Cette moindre prescription semble aussi concerner les contraceptifs oraux. Plus généralement, « les patients pédiatriques danois âgés de 6 ans et plus étaient 2,1 fois plus susceptibles de se voir prescrire des hormones sexuelles que leurs pairs français », indiquent les auteurs. « Dans les pays scandinaves, plusieurs facteurs sont positivement associés à l'utilisation de contraceptifs oraux ; il s'agit notamment des installations de planification familiale, des politiques sociales et des caractéristiques sociodémographiques. »
Les antibiotiques arrivent partout en tête des prescriptions chez l'enfant
Quoi qu’il en soit, certaines caractéristiques françaises se retrouvent également dans tous les pays de l’OCDE considérés. Parmi ces constantes : un plus grand risque de surprescription chez les plus jeunes enfants. De fait, dans toutes les zones étudiées, « les surprescriptions concernaient particulièrement la tranche d'âge pédiatrique la plus immature », soit les enfants de moins de 5 à 6 ans.
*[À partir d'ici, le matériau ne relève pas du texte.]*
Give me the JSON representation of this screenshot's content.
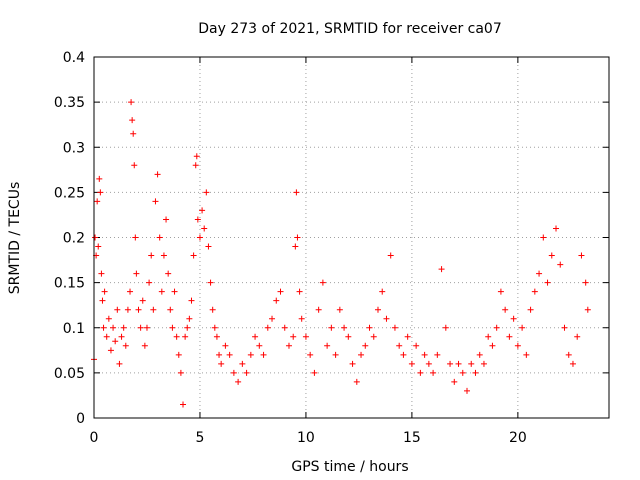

Par ailleurs, partout, les prescriptions les plus fréquentes concernaient les antibiotiques, bien que les pays scandinaves apparaissent plus mesurés que la Nouvelle-Zélande et la France. Parmi les 10 prescriptions pédiatriques ambulatoires les plus répandues, « celle avec la prévalence annuelle la plus élevée était toujours un antibiotique ».